Comparing a city with those previously visited might not be the best means of appraisal, but that’s what I found myself doing during a three-night stay in Prague. Finding resemblances to other cities became a favourite activity: graffitied walls reminiscent of Rome; subways a reminder of my recent visit to Berlin. I even saw glimpses of cities beyond Europe: Municipal House reminded me of Melbourne’s Flinders Street Station (a similarity only enhanced by trams rattling nearby).
With the Czech Republic located in Central Europe, formerly a constituent of the Holy Roman Empire, and having endured almost 50 years of Communist rule, an eclectic mix of influences was particularly evident in the city’s architecture. I saw Brutalist office blocks sat alongside Art Deco shopping arcades, Baroque churches lying in the shadow of Gothic towers, Art Nouveau civic buildings butting up against Medieval gateways. Elsewhere, streets were lined with rows of four or five story buildings, many brightly coloured, others decorated with either intricate tile work or murals. Prague is literally a very colourful city.
Seeing streets populated with multinational companies is a common experience, and while Prague has no shortage of McDonald’s and Starbucks, the city was not as saturated with American chains as you might expect. However, established British brands like Debenhams, Tesco, Marks & Spencer and Costa Coffee were ever present, and only served to increase my general sense of displacement; I would love to know why so many British companies choose to operate in the Czech Republic.
Walking along black and white tiled pavements bought back memories of similar surfaces seen in Brazil. On streets with greater footfall, my shoes would quietly squeak as I stepped on their polished surface. Constructing such pavements must take a considerable amount of time, and can only reflect a wider commitment to beauty and detail. In Britain pavements are often constructed using large concrete slabs — even when patterned brickwork is used, it’s a matter of time before parts are replaced with patches of tarmac.

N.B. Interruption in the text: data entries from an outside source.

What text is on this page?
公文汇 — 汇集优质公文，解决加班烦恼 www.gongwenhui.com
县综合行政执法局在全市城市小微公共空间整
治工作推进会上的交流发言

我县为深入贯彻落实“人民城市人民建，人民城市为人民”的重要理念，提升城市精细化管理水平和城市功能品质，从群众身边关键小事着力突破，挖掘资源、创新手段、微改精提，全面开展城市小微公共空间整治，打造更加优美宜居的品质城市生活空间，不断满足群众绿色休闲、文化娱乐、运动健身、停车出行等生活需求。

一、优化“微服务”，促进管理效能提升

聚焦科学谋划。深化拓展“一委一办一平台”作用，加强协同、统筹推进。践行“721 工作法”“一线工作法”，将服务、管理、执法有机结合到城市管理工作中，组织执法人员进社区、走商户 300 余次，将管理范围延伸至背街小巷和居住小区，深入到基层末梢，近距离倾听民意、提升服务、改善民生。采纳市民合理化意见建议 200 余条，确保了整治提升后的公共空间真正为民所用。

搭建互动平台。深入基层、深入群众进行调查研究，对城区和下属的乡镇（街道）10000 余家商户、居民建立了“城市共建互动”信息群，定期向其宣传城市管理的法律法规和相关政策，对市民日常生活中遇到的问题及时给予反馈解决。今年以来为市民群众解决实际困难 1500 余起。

If my sense of location wasn’t already confused, crossing the Charles Bridge from the Old Town to Lesser Town had the effect of transporting me in time, too. On this northern bank of the Vltava river can be found the stunning 13th century St. Vitus Cathedral, situated within the elevated grounds of Prague Castle. Atop the nearby Petřín slope can be found a lookout tower built for the Prague Jubilee Exhibition of 1891. Its design was influenced by that of the Eiffel Tower, and while its height above sea level is greater than that of its Parisian cousin, it’s considerably shorter. Climbing to the top — which swayed slightly even with a light breeze — meant I maintained my commitment to climbing tall buildings, sweaty hands and dizzying mind be damned! Further along the river, on the eastern fringes of Letná Park park, I found Czechoslovakia’s award-winning pavilion from the Expo 58 in Brussels, now sadly closed to the public.
In retrospect, that Prague should feature such a cross section of architectural styles and resemble other capitals shouldn’t have been surprising, but this was the impression I left with. As I travel onwards to Budapest, another capital sat astride a river, I’m sure such comparisons will continue.